1位 藤原恭大(大阪桐蔭高校) 外野手 左左 181㎝ 78キロ

 まさに将来のスターとなりうる原石だ、いや、すでにかなり磨かれ光り輝きはじめている。現在のロッテの補強ポイントは ● 弱体化しつつあるセットアッパーおよびクローザー ● 高齢化で若手と呼べる選手が平沢一人という外野陣 もちろん本塁打数12球団最下位という状況から考えてスラッガーも補強ポイントだが長距離砲は外国人の獲得やFAに期待するとして以上の2点はチーム編成上の最大優先順位だ。藤原は大成すれば今後10年以上センターを任せられる逸材である。

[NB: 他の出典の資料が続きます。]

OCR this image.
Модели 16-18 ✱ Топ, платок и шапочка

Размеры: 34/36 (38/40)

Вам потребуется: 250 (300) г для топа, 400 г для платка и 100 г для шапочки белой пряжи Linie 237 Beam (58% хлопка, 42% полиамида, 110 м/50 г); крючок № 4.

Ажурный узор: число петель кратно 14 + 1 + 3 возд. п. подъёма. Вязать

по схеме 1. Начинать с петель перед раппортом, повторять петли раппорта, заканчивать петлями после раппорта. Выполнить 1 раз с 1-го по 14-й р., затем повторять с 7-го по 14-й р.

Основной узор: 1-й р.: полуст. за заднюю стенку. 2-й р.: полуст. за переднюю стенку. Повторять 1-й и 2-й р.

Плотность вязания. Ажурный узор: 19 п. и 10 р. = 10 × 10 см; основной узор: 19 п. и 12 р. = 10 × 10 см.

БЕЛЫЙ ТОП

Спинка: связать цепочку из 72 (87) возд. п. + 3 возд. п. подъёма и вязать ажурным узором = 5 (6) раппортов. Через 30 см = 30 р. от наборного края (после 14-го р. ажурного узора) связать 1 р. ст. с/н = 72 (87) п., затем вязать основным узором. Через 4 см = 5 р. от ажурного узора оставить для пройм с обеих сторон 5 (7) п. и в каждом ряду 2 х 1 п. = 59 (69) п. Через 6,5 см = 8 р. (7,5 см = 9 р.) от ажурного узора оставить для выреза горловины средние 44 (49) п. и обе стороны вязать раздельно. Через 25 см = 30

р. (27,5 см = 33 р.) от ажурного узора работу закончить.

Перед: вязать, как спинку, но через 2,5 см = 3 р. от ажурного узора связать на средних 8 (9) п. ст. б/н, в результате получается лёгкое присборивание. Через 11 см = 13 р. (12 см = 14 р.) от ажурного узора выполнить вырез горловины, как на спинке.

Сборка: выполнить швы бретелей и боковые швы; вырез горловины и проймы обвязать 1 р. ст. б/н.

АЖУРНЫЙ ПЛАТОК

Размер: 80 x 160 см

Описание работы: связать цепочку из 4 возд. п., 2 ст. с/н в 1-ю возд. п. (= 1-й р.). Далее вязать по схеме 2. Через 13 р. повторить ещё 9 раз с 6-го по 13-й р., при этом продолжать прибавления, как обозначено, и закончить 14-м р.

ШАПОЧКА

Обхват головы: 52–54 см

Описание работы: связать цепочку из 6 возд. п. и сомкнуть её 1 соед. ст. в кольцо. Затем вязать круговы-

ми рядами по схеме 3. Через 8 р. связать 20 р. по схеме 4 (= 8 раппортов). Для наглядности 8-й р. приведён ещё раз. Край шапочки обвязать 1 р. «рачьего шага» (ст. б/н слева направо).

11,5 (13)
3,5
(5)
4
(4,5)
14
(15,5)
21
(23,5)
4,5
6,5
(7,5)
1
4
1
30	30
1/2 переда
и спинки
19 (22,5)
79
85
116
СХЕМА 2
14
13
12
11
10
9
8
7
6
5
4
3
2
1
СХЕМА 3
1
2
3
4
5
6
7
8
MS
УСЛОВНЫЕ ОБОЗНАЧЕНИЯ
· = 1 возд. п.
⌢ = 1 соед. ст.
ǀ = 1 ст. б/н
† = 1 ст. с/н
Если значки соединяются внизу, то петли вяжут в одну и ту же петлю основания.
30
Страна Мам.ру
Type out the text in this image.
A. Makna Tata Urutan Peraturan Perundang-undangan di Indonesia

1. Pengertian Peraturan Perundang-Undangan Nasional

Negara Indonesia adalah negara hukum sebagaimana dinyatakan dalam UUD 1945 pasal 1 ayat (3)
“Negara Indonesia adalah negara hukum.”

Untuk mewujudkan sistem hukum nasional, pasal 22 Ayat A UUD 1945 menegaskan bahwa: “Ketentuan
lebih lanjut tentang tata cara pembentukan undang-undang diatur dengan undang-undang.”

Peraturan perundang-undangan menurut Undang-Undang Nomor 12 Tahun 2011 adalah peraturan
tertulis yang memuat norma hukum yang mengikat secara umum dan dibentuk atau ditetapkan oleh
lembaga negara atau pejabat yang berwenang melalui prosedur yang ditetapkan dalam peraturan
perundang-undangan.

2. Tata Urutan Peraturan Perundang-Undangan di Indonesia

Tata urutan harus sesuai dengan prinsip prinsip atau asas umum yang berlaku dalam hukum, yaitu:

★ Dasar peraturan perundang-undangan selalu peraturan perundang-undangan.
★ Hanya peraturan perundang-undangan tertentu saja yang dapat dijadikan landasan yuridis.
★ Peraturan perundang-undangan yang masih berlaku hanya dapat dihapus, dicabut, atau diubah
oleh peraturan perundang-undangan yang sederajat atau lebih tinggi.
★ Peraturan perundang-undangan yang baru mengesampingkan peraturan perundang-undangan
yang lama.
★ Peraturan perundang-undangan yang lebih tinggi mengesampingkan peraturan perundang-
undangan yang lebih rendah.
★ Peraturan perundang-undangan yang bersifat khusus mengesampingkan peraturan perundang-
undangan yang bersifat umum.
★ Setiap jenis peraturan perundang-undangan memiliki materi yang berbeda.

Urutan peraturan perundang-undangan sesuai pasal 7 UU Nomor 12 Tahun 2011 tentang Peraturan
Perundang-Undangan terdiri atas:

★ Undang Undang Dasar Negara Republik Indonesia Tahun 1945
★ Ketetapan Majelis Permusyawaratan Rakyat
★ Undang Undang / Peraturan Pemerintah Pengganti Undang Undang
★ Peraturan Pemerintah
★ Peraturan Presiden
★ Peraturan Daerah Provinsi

 指名時にはドラマが満載だった、単独指名かと思っていた矢先の楽天、阪神の指名、そして抽選。ネットではドラフトの舞台裏という映像が上げられている。会議に臨む前の期待と不安!入場前にスタッフ全員で上げる勝どき!競合となり緊張に包まれる下敷領担当スカウト!ドキドキ感は最高潮に達する。「残ってるから!」と井口監督を励ますファンの声!そして交渉権獲得の瞬間・・・井口監督のガッツポーズと満面の笑顔!インタビューにあふれる嬉しさと安堵感!画面後ろで喜ぶテーブルのスカウト陣!藤原君に向かってのメッセージ!舞台裏では下敷領スカウトの喜びと安堵の表情!ファンにとってはすべてが最高のドラマであった。それにしても井口監督イケメンすぎます。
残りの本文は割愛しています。